Recensioni / Una biografia di Enzo Cucchi che diventa quasi un romanzo giallo

Chiunque si aspettasse di trovare in Vita sconnessa di Enzo Cucchi una biografia del pittore transavanguardista resterebbe deluso. Perché Cucchi essenzialmente in questo libro è come un fantasma, quasi il più classico dei coinvitati di pietra. Manca, eppure aleggia continuamente nell'aria mentre l'autore Carlos D'Ercole si muove esattamente come un bravo detective, interrogando come testimoni artisti (Luigi Ontani, Francesco Clemente, Mimmo Paladino, Miltos Manetas), mercanti e galleristi (Emilio Mazzoli, Joseph Helmann, Paul Maenz, Bernd Klüser), e intellettuali (Salvatore La Cagnina, Jacqueline Burckhardt), amici e complici più o meno stretti di Cucchi – e ovviamente anche sua moglie, Brunetta Antomarini: ora li mette alle corde, prova a farli cadere in contraddizione, cerca di continuo conferme o smentite delle loro deposizioni; ora li rassicura, dissimulando il suo interesse con domande apparentemente fuori tema o su episodi della loro stessa vita professionale, per poi ancora incalzare nel tentativo di ricostruire i fatti.
Tanti i personaggi che compaiono lateralmente qui e là nei racconti (Maurizio Cattelan, Lucio Amelio, Luigi De Ambrogi, Pio Monti, Basquiat, Andy Warhol, etc.), e tantissimi gli aneddoti.
Questa sorta di indagine finisce per restituirci una contro-storia divertente e illuminante di quella scena artistica a cavallo tra gli anni Settanta e gli anni Ottanta, e oltre, che conoscevamo in modo leggermente diverso. Innanzitutto si spazzano via falsi miti sulla creazione della Transavanguardia, ridimensionando il ruolo demiurgico di ABO, che comunque ebbe il merito di fiutare le possibilità di quella congiuntura in cui galleristi e artisti cercavano di riappacificarsi con il mercato, dopo anni di politica anti-mercato perseguita dall'arte concettuale. Una transavanguardia alla fine utile, sì, ma troppo presto rivelatasi scomoda gabbia tanto da pianificare varie exit strategies, come ad esempio la tavola rotonda organizzata nel 1986 dal periodico «Parkett» della Burckhardt, in cui Cucchi cercò di recuperare una sua individualità post-transavanguardista connettendosi con il poverista Jannis Kounellis, Anselm Kiefer e Joseph Beuys.

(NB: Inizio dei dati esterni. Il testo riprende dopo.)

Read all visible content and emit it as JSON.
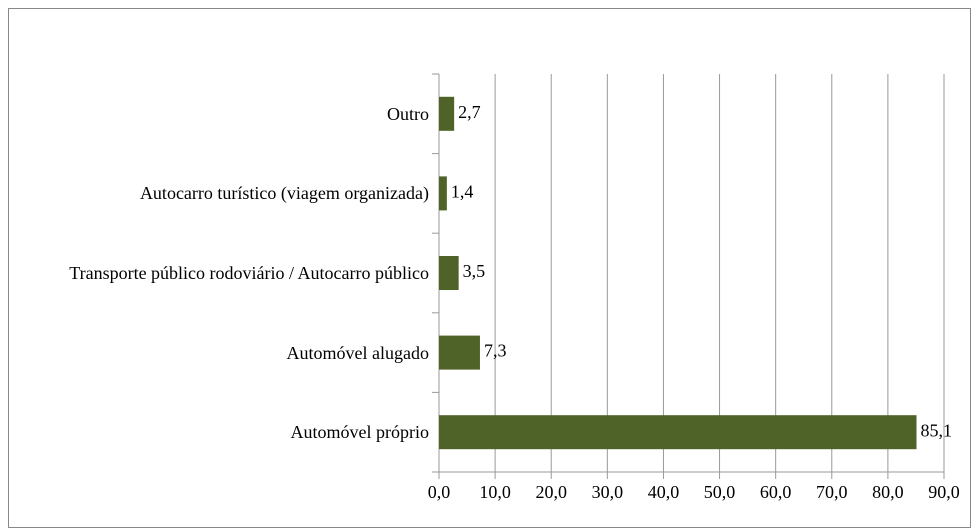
{
  "chart_data": {
    "type": "bar",
    "orientation": "horizontal",
    "categories": [
      "Outro",
      "Autocarro turístico (viagem organizada)",
      "Transporte público rodoviário / Autocarro público",
      "Automóvel alugado",
      "Automóvel próprio"
    ],
    "values": [
      2.7,
      1.4,
      3.5,
      7.3,
      85.1
    ],
    "value_labels": [
      "2,7",
      "1,4",
      "3,5",
      "7,3",
      "85,1"
    ],
    "color": "#4f6228",
    "xlim": [
      0,
      90
    ],
    "xticks": [
      {
        "value": 0,
        "label": "0,0"
      },
      {
        "value": 10,
        "label": "10,0"
      },
      {
        "value": 20,
        "label": "20,0"
      },
      {
        "value": 30,
        "label": "30,0"
      },
      {
        "value": 40,
        "label": "40,0"
      },
      {
        "value": 50,
        "label": "50,0"
      },
      {
        "value": 60,
        "label": "60,0"
      },
      {
        "value": 70,
        "label": "70,0"
      },
      {
        "value": 80,
        "label": "80,0"
      },
      {
        "value": 90,
        "label": "90,0"
      }
    ],
    "grid": true
  }
}
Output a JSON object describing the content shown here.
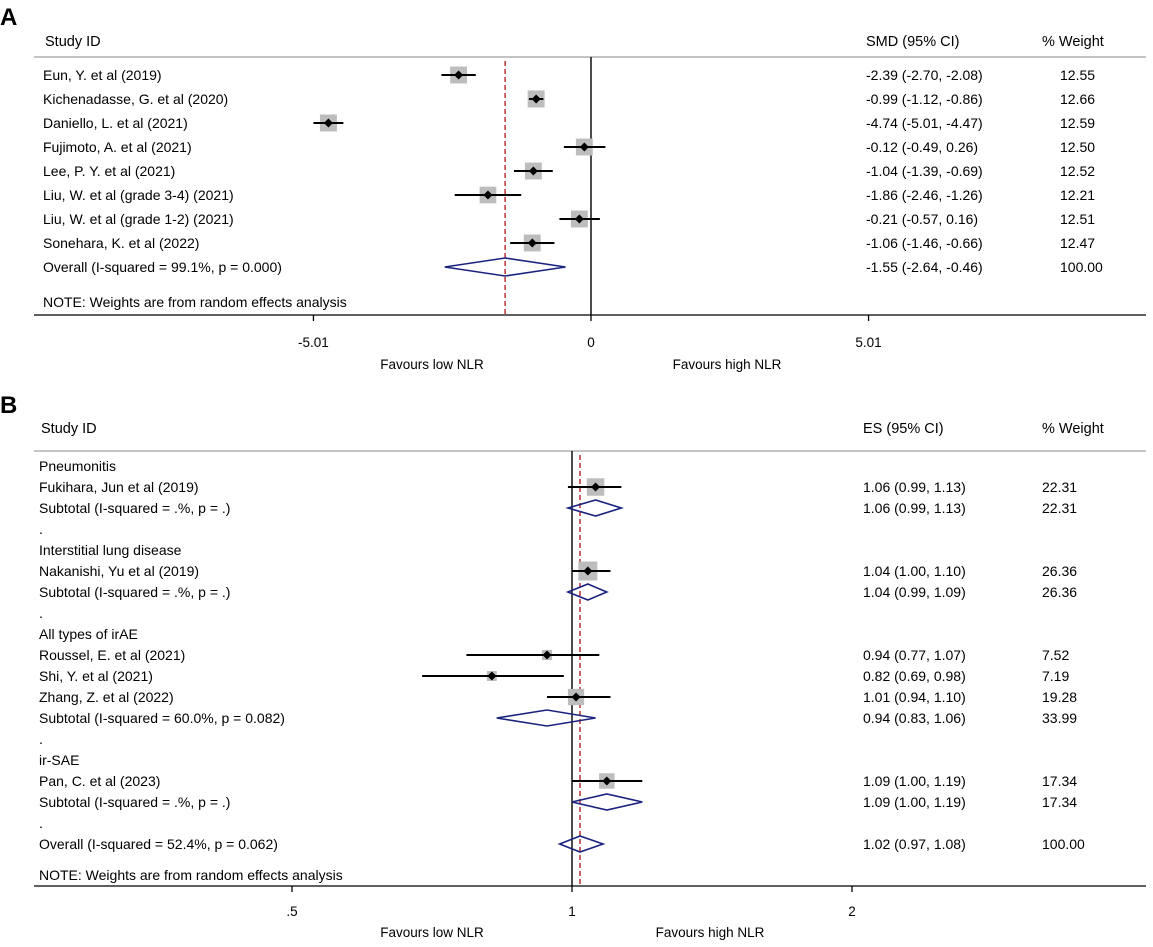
{
  "chart_data": [
    {
      "type": "forest",
      "panel_label": "A",
      "headers": {
        "study": "Study ID",
        "effect": "SMD (95% CI)",
        "weight": "% Weight"
      },
      "reference_value": 0,
      "overall_line_value": -1.55,
      "rows": [
        {
          "kind": "study",
          "label": "Eun, Y. et al (2019)",
          "est": -2.39,
          "lo": -2.7,
          "hi": -2.08,
          "ci_text": "-2.39 (-2.70, -2.08)",
          "weight_text": "12.55"
        },
        {
          "kind": "study",
          "label": "Kichenadasse, G. et al (2020)",
          "est": -0.99,
          "lo": -1.12,
          "hi": -0.86,
          "ci_text": "-0.99 (-1.12, -0.86)",
          "weight_text": "12.66"
        },
        {
          "kind": "study",
          "label": "Daniello, L. et al (2021)",
          "est": -4.74,
          "lo": -5.01,
          "hi": -4.47,
          "ci_text": "-4.74 (-5.01, -4.47)",
          "weight_text": "12.59"
        },
        {
          "kind": "study",
          "label": "Fujimoto, A. et al (2021)",
          "est": -0.12,
          "lo": -0.49,
          "hi": 0.26,
          "ci_text": "-0.12 (-0.49, 0.26)",
          "weight_text": "12.50"
        },
        {
          "kind": "study",
          "label": "Lee, P. Y. et al (2021)",
          "est": -1.04,
          "lo": -1.39,
          "hi": -0.69,
          "ci_text": "-1.04 (-1.39, -0.69)",
          "weight_text": "12.52"
        },
        {
          "kind": "study",
          "label": "Liu, W. et al (grade 3-4) (2021)",
          "est": -1.86,
          "lo": -2.46,
          "hi": -1.26,
          "ci_text": "-1.86 (-2.46, -1.26)",
          "weight_text": "12.21"
        },
        {
          "kind": "study",
          "label": "Liu, W. et al (grade 1-2) (2021)",
          "est": -0.21,
          "lo": -0.57,
          "hi": 0.16,
          "ci_text": "-0.21 (-0.57, 0.16)",
          "weight_text": "12.51"
        },
        {
          "kind": "study",
          "label": "Sonehara, K.  et al (2022)",
          "est": -1.06,
          "lo": -1.46,
          "hi": -0.66,
          "ci_text": "-1.06 (-1.46, -0.66)",
          "weight_text": "12.47"
        },
        {
          "kind": "overall",
          "label": "Overall  (I-squared = 99.1%, p = 0.000)",
          "est": -1.55,
          "lo": -2.64,
          "hi": -0.46,
          "ci_text": "-1.55 (-2.64, -0.46)",
          "weight_text": "100.00"
        }
      ],
      "note": "NOTE: Weights are from random effects analysis",
      "x_ticks": [
        {
          "value": -5.01,
          "label": "-5.01"
        },
        {
          "value": 0,
          "label": "0"
        },
        {
          "value": 5.01,
          "label": "5.01"
        }
      ],
      "favours_left": "Favours low NLR",
      "favours_right": "Favours high NLR"
    },
    {
      "type": "forest",
      "panel_label": "B",
      "headers": {
        "study": "Study ID",
        "effect": "ES (95% CI)",
        "weight": "% Weight"
      },
      "reference_value": 1,
      "overall_line_value": 1.02,
      "rows": [
        {
          "kind": "group",
          "label": "Pneumonitis"
        },
        {
          "kind": "study",
          "label": "Fukihara, Jun et al (2019)",
          "est": 1.06,
          "lo": 0.99,
          "hi": 1.13,
          "ci_text": "1.06 (0.99, 1.13)",
          "weight_text": "22.31"
        },
        {
          "kind": "subtotal",
          "label": "Subtotal  (I-squared = .%, p = .)",
          "est": 1.06,
          "lo": 0.99,
          "hi": 1.13,
          "ci_text": "1.06 (0.99, 1.13)",
          "weight_text": "22.31"
        },
        {
          "kind": "spacer",
          "label": "."
        },
        {
          "kind": "group",
          "label": "Interstitial lung disease"
        },
        {
          "kind": "study",
          "label": "Nakanishi, Yu et al (2019)",
          "est": 1.04,
          "lo": 1.0,
          "hi": 1.1,
          "ci_text": "1.04 (1.00, 1.10)",
          "weight_text": "26.36"
        },
        {
          "kind": "subtotal",
          "label": "Subtotal  (I-squared = .%, p = .)",
          "est": 1.04,
          "lo": 0.99,
          "hi": 1.09,
          "ci_text": "1.04 (0.99, 1.09)",
          "weight_text": "26.36"
        },
        {
          "kind": "spacer",
          "label": "."
        },
        {
          "kind": "group",
          "label": "All types of irAE"
        },
        {
          "kind": "study",
          "label": "Roussel, E. et al (2021)",
          "est": 0.94,
          "lo": 0.77,
          "hi": 1.07,
          "ci_text": "0.94 (0.77, 1.07)",
          "weight_text": "7.52"
        },
        {
          "kind": "study",
          "label": "Shi, Y. et al (2021)",
          "est": 0.82,
          "lo": 0.69,
          "hi": 0.98,
          "ci_text": "0.82 (0.69, 0.98)",
          "weight_text": "7.19"
        },
        {
          "kind": "study",
          "label": "Zhang, Z.  et al (2022)",
          "est": 1.01,
          "lo": 0.94,
          "hi": 1.1,
          "ci_text": "1.01 (0.94, 1.10)",
          "weight_text": "19.28"
        },
        {
          "kind": "subtotal",
          "label": "Subtotal  (I-squared = 60.0%, p = 0.082)",
          "est": 0.94,
          "lo": 0.83,
          "hi": 1.06,
          "ci_text": "0.94 (0.83, 1.06)",
          "weight_text": "33.99"
        },
        {
          "kind": "spacer",
          "label": "."
        },
        {
          "kind": "group",
          "label": "ir-SAE"
        },
        {
          "kind": "study",
          "label": "Pan, C.  et al (2023)",
          "est": 1.09,
          "lo": 1.0,
          "hi": 1.19,
          "ci_text": "1.09 (1.00, 1.19)",
          "weight_text": "17.34"
        },
        {
          "kind": "subtotal",
          "label": "Subtotal  (I-squared = .%, p = .)",
          "est": 1.09,
          "lo": 1.0,
          "hi": 1.19,
          "ci_text": "1.09 (1.00, 1.19)",
          "weight_text": "17.34"
        },
        {
          "kind": "spacer",
          "label": "."
        },
        {
          "kind": "overall",
          "label": "Overall  (I-squared = 52.4%, p = 0.062)",
          "est": 1.02,
          "lo": 0.97,
          "hi": 1.08,
          "ci_text": "1.02 (0.97, 1.08)",
          "weight_text": "100.00"
        }
      ],
      "note": "NOTE: Weights are from random effects analysis",
      "x_ticks": [
        {
          "value": 0.5,
          "label": ".5"
        },
        {
          "value": 1,
          "label": "1"
        },
        {
          "value": 2,
          "label": "2"
        }
      ],
      "favours_left": "Favours low NLR",
      "favours_right": "Favours high NLR"
    }
  ],
  "colors": {
    "diamond": "#1a237e",
    "overall_line": "#b22222",
    "weight_box": "#bdbdbd",
    "axis": "#000000"
  }
}
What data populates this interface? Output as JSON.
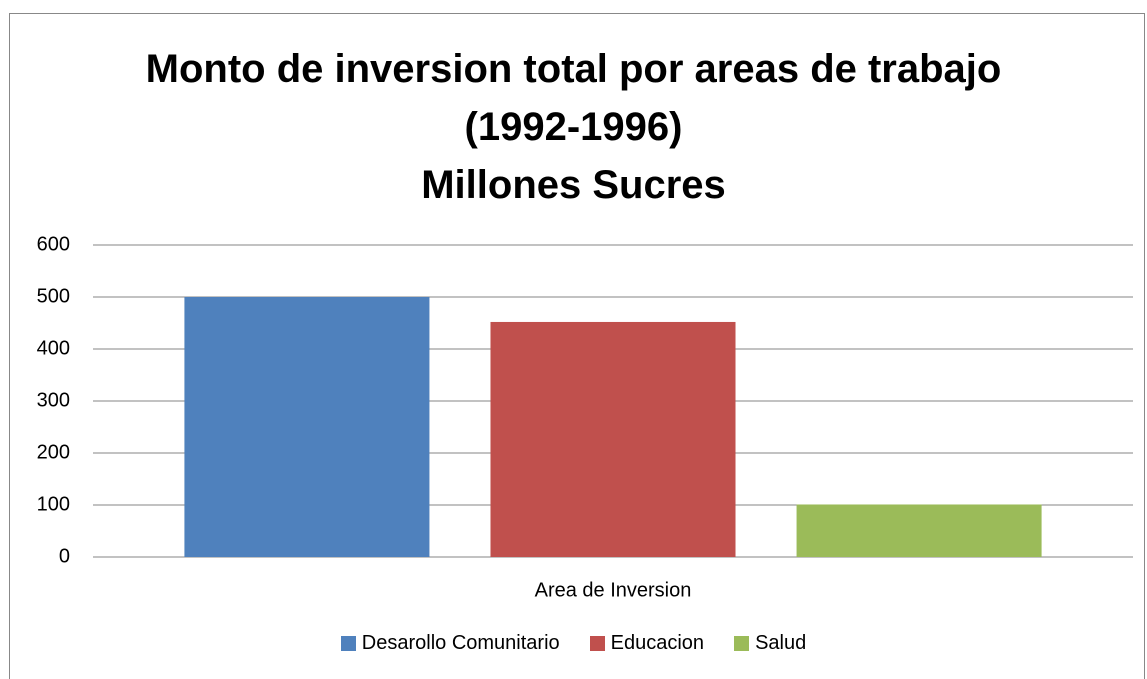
{
  "chart_data": {
    "type": "bar",
    "title": "Monto de inversion total por areas de trabajo (1992-1996)",
    "subtitle": "Millones Sucres",
    "categories": [
      "Area de Inversion"
    ],
    "series": [
      {
        "name": "Desarollo Comunitario",
        "color": "#4f81bd",
        "values": [
          500
        ]
      },
      {
        "name": "Educacion",
        "color": "#c0504d",
        "values": [
          452
        ]
      },
      {
        "name": "Salud",
        "color": "#9bbb59",
        "values": [
          101
        ]
      }
    ],
    "ylim": [
      0,
      600
    ],
    "yticks": [
      0,
      100,
      200,
      300,
      400,
      500,
      600
    ],
    "grid": true,
    "legend": "bottom"
  }
}
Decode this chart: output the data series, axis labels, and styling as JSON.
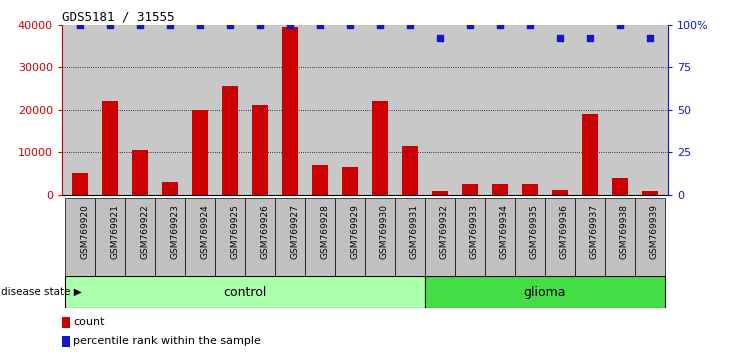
{
  "title": "GDS5181 / 31555",
  "samples": [
    "GSM769920",
    "GSM769921",
    "GSM769922",
    "GSM769923",
    "GSM769924",
    "GSM769925",
    "GSM769926",
    "GSM769927",
    "GSM769928",
    "GSM769929",
    "GSM769930",
    "GSM769931",
    "GSM769932",
    "GSM769933",
    "GSM769934",
    "GSM769935",
    "GSM769936",
    "GSM769937",
    "GSM769938",
    "GSM769939"
  ],
  "bar_values": [
    5000,
    22000,
    10500,
    3000,
    20000,
    25500,
    21000,
    39500,
    7000,
    6500,
    22000,
    11500,
    800,
    2500,
    2500,
    2600,
    1200,
    19000,
    4000,
    900
  ],
  "percentile_values": [
    100,
    100,
    100,
    100,
    100,
    100,
    100,
    100,
    100,
    100,
    100,
    100,
    92,
    100,
    100,
    100,
    92,
    92,
    100,
    92
  ],
  "control_count": 12,
  "glioma_count": 8,
  "bar_color": "#CC0000",
  "dot_color": "#1515CC",
  "control_color": "#AAFFAA",
  "glioma_color": "#44DD44",
  "bg_plot_color": "#C8C8C8",
  "sample_cell_color": "#C0C0C0",
  "ylim_left": [
    0,
    40000
  ],
  "ylim_right": [
    0,
    100
  ],
  "yticks_left": [
    0,
    10000,
    20000,
    30000,
    40000
  ],
  "ytick_labels_left": [
    "0",
    "10000",
    "20000",
    "30000",
    "40000"
  ],
  "yticks_right": [
    0,
    25,
    50,
    75,
    100
  ],
  "ytick_labels_right": [
    "0",
    "25",
    "50",
    "75",
    "100%"
  ],
  "grid_values": [
    10000,
    20000,
    30000
  ],
  "legend_count_label": "count",
  "legend_pct_label": "percentile rank within the sample",
  "label_control": "control",
  "label_glioma": "glioma",
  "label_disease_state": "disease state"
}
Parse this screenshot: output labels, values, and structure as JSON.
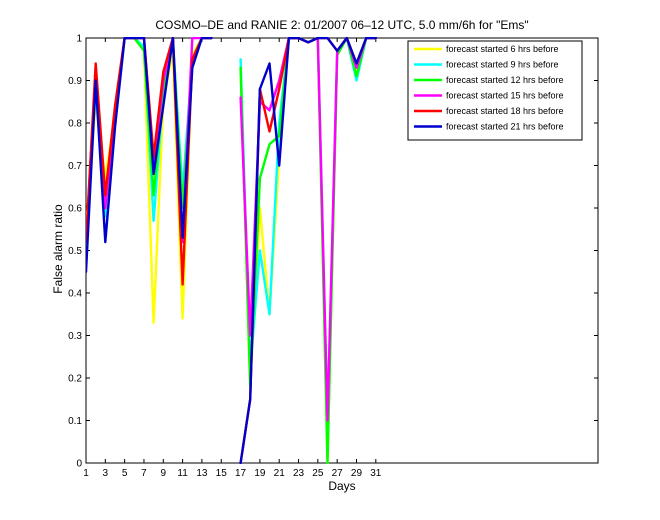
{
  "chart_data": {
    "type": "line",
    "title": "COSMO–DE and RANIE 2: 01/2007 06–12 UTC, 5.0 mm/6h for \"Ems\"",
    "xlabel": "Days",
    "ylabel": "False alarm ratio",
    "xlim": [
      1,
      54
    ],
    "ylim": [
      0,
      1
    ],
    "xticks": [
      1,
      3,
      5,
      7,
      9,
      11,
      13,
      15,
      17,
      19,
      21,
      23,
      25,
      27,
      29,
      31
    ],
    "yticks": [
      0,
      0.1,
      0.2,
      0.3,
      0.4,
      0.5,
      0.6,
      0.7,
      0.8,
      0.9,
      1
    ],
    "ytick_labels": [
      "0",
      "0.1",
      "0.2",
      "0.3",
      "0.4",
      "0.5",
      "0.6",
      "0.7",
      "0.8",
      "0.9",
      "1"
    ],
    "grid": false,
    "legend_position": "top-right",
    "series": [
      {
        "name": "forecast started 6 hrs before",
        "color": "#ffff00",
        "x": [
          1,
          2,
          3,
          4,
          5,
          6,
          7,
          8,
          9,
          10,
          11,
          12,
          13,
          14,
          17,
          18,
          19,
          20,
          21,
          22,
          23,
          24,
          25,
          26,
          27,
          28,
          29,
          30,
          31
        ],
        "y": [
          0.55,
          0.85,
          0.67,
          0.82,
          1.0,
          1.0,
          0.97,
          0.33,
          0.85,
          0.97,
          0.34,
          0.96,
          1.0,
          1.0,
          0.93,
          0.18,
          0.6,
          0.35,
          0.72,
          1.0,
          1.0,
          0.99,
          1.0,
          0.0,
          0.97,
          1.0,
          0.92,
          1.0,
          1.0
        ]
      },
      {
        "name": "forecast started 9 hrs before",
        "color": "#00ffff",
        "x": [
          1,
          2,
          3,
          4,
          5,
          6,
          7,
          8,
          9,
          10,
          11,
          12,
          13,
          14,
          17,
          18,
          19,
          20,
          21,
          22,
          23,
          24,
          25,
          26,
          27,
          28,
          29,
          30,
          31
        ],
        "y": [
          0.52,
          0.88,
          0.58,
          0.8,
          1.0,
          1.0,
          0.98,
          0.57,
          0.87,
          0.99,
          0.64,
          0.95,
          1.0,
          1.0,
          0.95,
          0.22,
          0.5,
          0.35,
          0.8,
          1.0,
          1.0,
          0.99,
          1.0,
          0.1,
          0.97,
          1.0,
          0.9,
          1.0,
          1.0
        ]
      },
      {
        "name": "forecast started 12 hrs before",
        "color": "#00ff00",
        "x": [
          1,
          2,
          3,
          4,
          5,
          6,
          7,
          8,
          9,
          10,
          11,
          12,
          13,
          14,
          17,
          18,
          19,
          20,
          21,
          22,
          23,
          24,
          25,
          26,
          27,
          28,
          29,
          30,
          31
        ],
        "y": [
          0.5,
          0.9,
          0.6,
          0.8,
          1.0,
          1.0,
          0.97,
          0.63,
          0.88,
          1.0,
          0.6,
          0.95,
          1.0,
          1.0,
          0.93,
          0.18,
          0.67,
          0.75,
          0.77,
          1.0,
          1.0,
          0.99,
          1.0,
          0.0,
          0.96,
          1.0,
          0.91,
          1.0,
          1.0
        ]
      },
      {
        "name": "forecast started 15 hrs before",
        "color": "#ff00ff",
        "x": [
          1,
          2,
          3,
          4,
          5,
          6,
          7,
          8,
          9,
          10,
          11,
          12,
          13,
          14,
          17,
          18,
          19,
          20,
          21,
          22,
          23,
          24,
          25,
          26,
          27,
          28,
          29,
          30,
          31
        ],
        "y": [
          0.52,
          0.92,
          0.6,
          0.82,
          1.0,
          1.0,
          1.0,
          0.7,
          0.9,
          1.0,
          0.52,
          1.0,
          1.0,
          1.0,
          0.86,
          0.3,
          0.85,
          0.83,
          0.9,
          1.0,
          1.0,
          0.99,
          1.0,
          0.1,
          0.97,
          1.0,
          0.93,
          1.0,
          1.0
        ]
      },
      {
        "name": "forecast started 18 hrs before",
        "color": "#ff0000",
        "x": [
          1,
          2,
          3,
          4,
          5,
          6,
          7,
          8,
          9,
          10,
          11,
          12,
          13,
          14,
          17,
          18,
          19,
          20,
          21,
          22,
          23,
          24,
          25,
          26,
          27,
          28,
          29,
          30,
          31
        ],
        "y": [
          0.52,
          0.94,
          0.63,
          0.84,
          1.0,
          1.0,
          1.0,
          0.72,
          0.92,
          1.0,
          0.42,
          0.95,
          1.0,
          1.0,
          0.0,
          0.15,
          0.88,
          0.78,
          0.88,
          1.0,
          1.0,
          0.99,
          1.0,
          1.0,
          0.97,
          1.0,
          0.94,
          1.0,
          1.0
        ]
      },
      {
        "name": "forecast started 21 hrs before",
        "color": "#0000cc",
        "x": [
          1,
          2,
          3,
          4,
          5,
          6,
          7,
          8,
          9,
          10,
          11,
          12,
          13,
          14,
          17,
          18,
          19,
          20,
          21,
          22,
          23,
          24,
          25,
          26,
          27,
          28,
          29,
          30,
          31
        ],
        "y": [
          0.45,
          0.9,
          0.52,
          0.79,
          1.0,
          1.0,
          1.0,
          0.68,
          0.84,
          1.0,
          0.53,
          0.93,
          1.0,
          1.0,
          0.0,
          0.15,
          0.88,
          0.94,
          0.7,
          1.0,
          1.0,
          0.99,
          1.0,
          1.0,
          0.97,
          1.0,
          0.94,
          1.0,
          1.0
        ]
      }
    ]
  }
}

E intorno ci sono storie di rivalità, come quella tra lo stupendamente senza peli sulla lingua Emilio "milione” - così era soprannominato Mazzoli per l'abitudine di scendere a Roma con un milione da investire in opere d'arte - e il gallerista svizzero Bruno Bischofberger, oppure quella tutta marchigiana tra Gino De Dominicis e lo stesso Cucchi. Ma emergono anche forti legami umani, come quello tra Mario Schifano e Alighiero Boetti, accomunati dalla passione per le sostanze psicotrope, oppure quello tra lo stesso Cucchi e Ettore Sottsass, molto stimato dal primo nonostante la sua idiosincrasia per gli architetti.
E poi necessariamente, tra un diversivo e l'altro, che poi diversivi non sono, l'investigazione si stringe sul Cucchi, sul suo personaggio così (finto-?)romantico, ribelle, bugiardo e, come ogni vero romantico che si rispetti, autolesionista (come dimostrò alla mostra del 1986 al Guggenheim a New York, dove preferì andare contro le aspettative americane giocandosi quella che sarebbe potuta essere la sua piccola apoteosi).
Fotografie in bianco e nero scandiscono il testo, come foto di scene del crimine, o prove indiziarie, in molte delle quali appare Cucchi, come spaesato, come se fosse passato lì per caso, come se ignorasse l'apparecchio fotografico –dove gli altri, compreso un giovane ABO, ne erano visibilmente succubi –  lasciandoci sempre col dubbio se ci fosse o ci facesse («Ma Enzo ci è o ci fa?» chiede a un punto il detective D'Ercole alla moglie di Cucchi, Brunella).
E alla fine – allerta spoiler, non leggete oltre se non volete rovinata la sorpresa – il cerchio si stringe, Cucchi si palesa. Risposte secche, lucide, beffarde. Non dice troppo nè troppo poco, racconta come se niente fosse. Poi sparisce, «sicuramente il migliore».